A combinator Y that, for any term f in the lambda calculus, we have f (Y f) = Y f. Or in other words, it is a combinator that, when given any lambda term f as input, returns a fixed point x for f, i.e. f x = x. The first such combinator was found by Haskell B. Curry and is known as the Y combinator or Y operator.
This combinator is defined as follows:
Y = λf.(λ.x.f(x x))(λ.x.f(x x))
It is a simple exercise to show that it acts as a fixed point combinator as described above, however, it is only valid for lambda-equality and produces certain difficulties when reduction is performed (Try to perform reduction on f (Y f)... at some point a backwards beta reduction needs to be performed). Another fixed point combinator T was found by Alan Turing that doesn't have this undesirable property:
T = (λx.λy.y (x x y)(λx.λy.y (x x y))
Yet another fixed point combinator, which is very useful because it is the shortest known one when converted to the S and K basic combinators, is:
Y' = (λ.x.λ.y.xyx)(λx.λy.(x(λ.x.λ.y.xyx)yx)))
In terms of the S and K combinators this is:
Y' = SSK(S(K(SS(S(SSK))))K)
12 terms, as opposed to 18 terms for Curry's fixed point combinator and 20 terms for Turing's.
These combinators are useful because they allow one to define recursive functions without the need for names. For example, the factorial function:
fact(n) = if (iszero? n) then 1 else n*fact(pre n)
(iszero? is a function returning true for n=0, and pre is a function that returns one less than its argument). We can transform this into:
fact = λn.if (iszero? n) then 1 else n*fact(pre n)
which we can also write this way:
fact = (λf.λn.if (iszero? n) then 1 else n*f(pre n)) fact
Now fact has been expressed as a fixed point of this function:
F = λf.λn.if (iszero? n) then 1 else n*f(pre n))
So we can define the factorial as:
fact = Y λf.λn.if (iszero? n) then 1 else n*f(pre n))
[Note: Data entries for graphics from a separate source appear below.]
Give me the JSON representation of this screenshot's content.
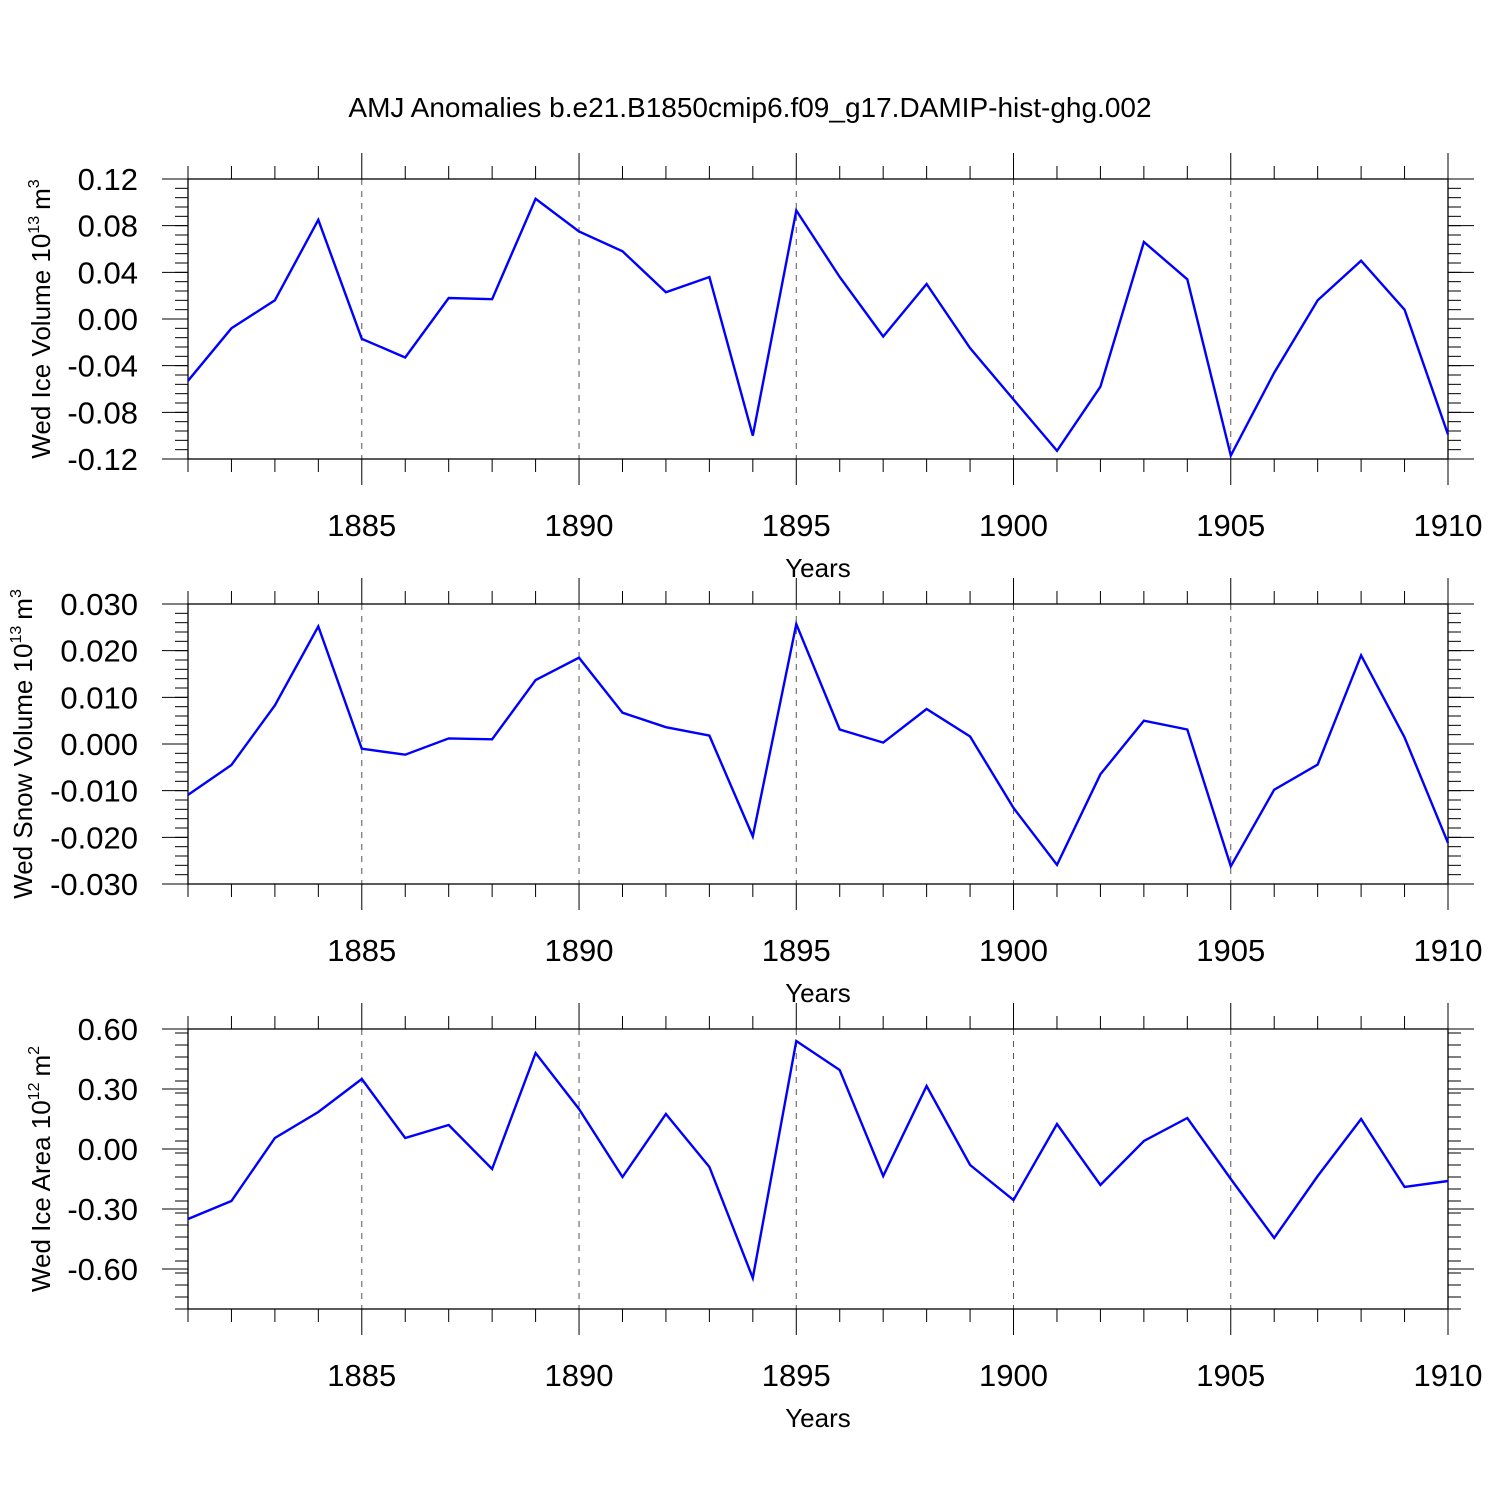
{
  "title": "AMJ Anomalies b.e21.B1850cmip6.f09_g17.DAMIP-hist-ghg.002",
  "colors": {
    "line": "#0000ff",
    "axis": "#000000",
    "grid": "#555555"
  },
  "chart_data": [
    {
      "type": "line",
      "ylabel": "Wed Ice Volume 10",
      "ylabel_exp": "13",
      "ylabel_unit": "m",
      "ylabel_unit_exp": "3",
      "xlabel": "Years",
      "xlim": [
        1881,
        1910
      ],
      "ylim": [
        -0.12,
        0.12
      ],
      "yticks": [
        0.12,
        0.08,
        0.04,
        0.0,
        -0.04,
        -0.08,
        -0.12
      ],
      "ytick_labels": [
        "0.12",
        "0.08",
        "0.04",
        "0.00",
        "-0.04",
        "-0.08",
        "-0.12"
      ],
      "xticks": [
        1885,
        1890,
        1895,
        1900,
        1905,
        1910
      ],
      "xtick_labels": [
        "1885",
        "1890",
        "1895",
        "1900",
        "1905",
        "1910"
      ],
      "grid": "vertical dashed at major x ticks",
      "x": [
        1881,
        1882,
        1883,
        1884,
        1885,
        1886,
        1887,
        1888,
        1889,
        1890,
        1891,
        1892,
        1893,
        1894,
        1895,
        1896,
        1897,
        1898,
        1899,
        1900,
        1901,
        1902,
        1903,
        1904,
        1905,
        1906,
        1907,
        1908,
        1909,
        1910
      ],
      "y": [
        -0.053,
        -0.008,
        0.016,
        0.085,
        -0.017,
        -0.033,
        0.018,
        0.017,
        0.103,
        0.075,
        0.058,
        0.023,
        0.036,
        -0.1,
        0.093,
        0.036,
        -0.015,
        0.03,
        -0.025,
        -0.069,
        -0.113,
        -0.058,
        0.066,
        0.034,
        -0.117,
        -0.046,
        0.016,
        0.05,
        0.008,
        -0.099
      ]
    },
    {
      "type": "line",
      "ylabel": "Wed Snow Volume 10",
      "ylabel_exp": "13",
      "ylabel_unit": "m",
      "ylabel_unit_exp": "3",
      "xlabel": "Years",
      "xlim": [
        1881,
        1910
      ],
      "ylim": [
        -0.03,
        0.03
      ],
      "yticks": [
        0.03,
        0.02,
        0.01,
        0.0,
        -0.01,
        -0.02,
        -0.03
      ],
      "ytick_labels": [
        "0.030",
        "0.020",
        "0.010",
        "0.000",
        "-0.010",
        "-0.020",
        "-0.030"
      ],
      "xticks": [
        1885,
        1890,
        1895,
        1900,
        1905,
        1910
      ],
      "xtick_labels": [
        "1885",
        "1890",
        "1895",
        "1900",
        "1905",
        "1910"
      ],
      "grid": "vertical dashed at major x ticks",
      "x": [
        1881,
        1882,
        1883,
        1884,
        1885,
        1886,
        1887,
        1888,
        1889,
        1890,
        1891,
        1892,
        1893,
        1894,
        1895,
        1896,
        1897,
        1898,
        1899,
        1900,
        1901,
        1902,
        1903,
        1904,
        1905,
        1906,
        1907,
        1908,
        1909,
        1910
      ],
      "y": [
        -0.0109,
        -0.0045,
        0.0083,
        0.0252,
        -0.001,
        -0.0023,
        0.0012,
        0.001,
        0.0137,
        0.0185,
        0.0067,
        0.0036,
        0.0018,
        -0.0198,
        0.0257,
        0.0031,
        0.0003,
        0.0075,
        0.0016,
        -0.0137,
        -0.0259,
        -0.0065,
        0.005,
        0.0031,
        -0.0262,
        -0.0098,
        -0.0044,
        0.019,
        0.0014,
        -0.0212
      ]
    },
    {
      "type": "line",
      "ylabel": "Wed Ice Area 10",
      "ylabel_exp": "12",
      "ylabel_unit": "m",
      "ylabel_unit_exp": "2",
      "xlabel": "Years",
      "xlim": [
        1881,
        1910
      ],
      "ylim": [
        -0.8,
        0.6
      ],
      "yticks": [
        0.6,
        0.3,
        0.0,
        -0.3,
        -0.6
      ],
      "ytick_labels": [
        "0.60",
        "0.30",
        "0.00",
        "-0.30",
        "-0.60"
      ],
      "xticks": [
        1885,
        1890,
        1895,
        1900,
        1905,
        1910
      ],
      "xtick_labels": [
        "1885",
        "1890",
        "1895",
        "1900",
        "1905",
        "1910"
      ],
      "grid": "vertical dashed at major x ticks",
      "x": [
        1881,
        1882,
        1883,
        1884,
        1885,
        1886,
        1887,
        1888,
        1889,
        1890,
        1891,
        1892,
        1893,
        1894,
        1895,
        1896,
        1897,
        1898,
        1899,
        1900,
        1901,
        1902,
        1903,
        1904,
        1905,
        1906,
        1907,
        1908,
        1909,
        1910
      ],
      "y": [
        -0.35,
        -0.26,
        0.055,
        0.185,
        0.35,
        0.055,
        0.12,
        -0.1,
        0.48,
        0.2,
        -0.14,
        0.175,
        -0.09,
        -0.645,
        0.54,
        0.395,
        -0.135,
        0.315,
        -0.08,
        -0.255,
        0.125,
        -0.18,
        0.04,
        0.155,
        -0.15,
        -0.445,
        -0.135,
        0.15,
        -0.19,
        -0.16
      ]
    }
  ]
}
Note that this only works if the functional language implementing this uses call by need semantics (lazy evaluation), or call by name semantics (normal order evaluation), such as Miranda or Haskell. In a functional language that uses call by value semantics (eager evaluation or strict evaluation), fixed point combinators won't produce recursive effects because their arguments are evaluated before the body, resulting in an infinite loop. For instance, doing strict evaluation on: Y f produces f Y f, which when evaluated will evaluate Y f before attempting to evaluate f, which will then produce f f Y f, and so on and on forever, or until recursion is terminated by memory exhaustion. Special steps need to be taken in order to provide for fixed point combinators in such languages.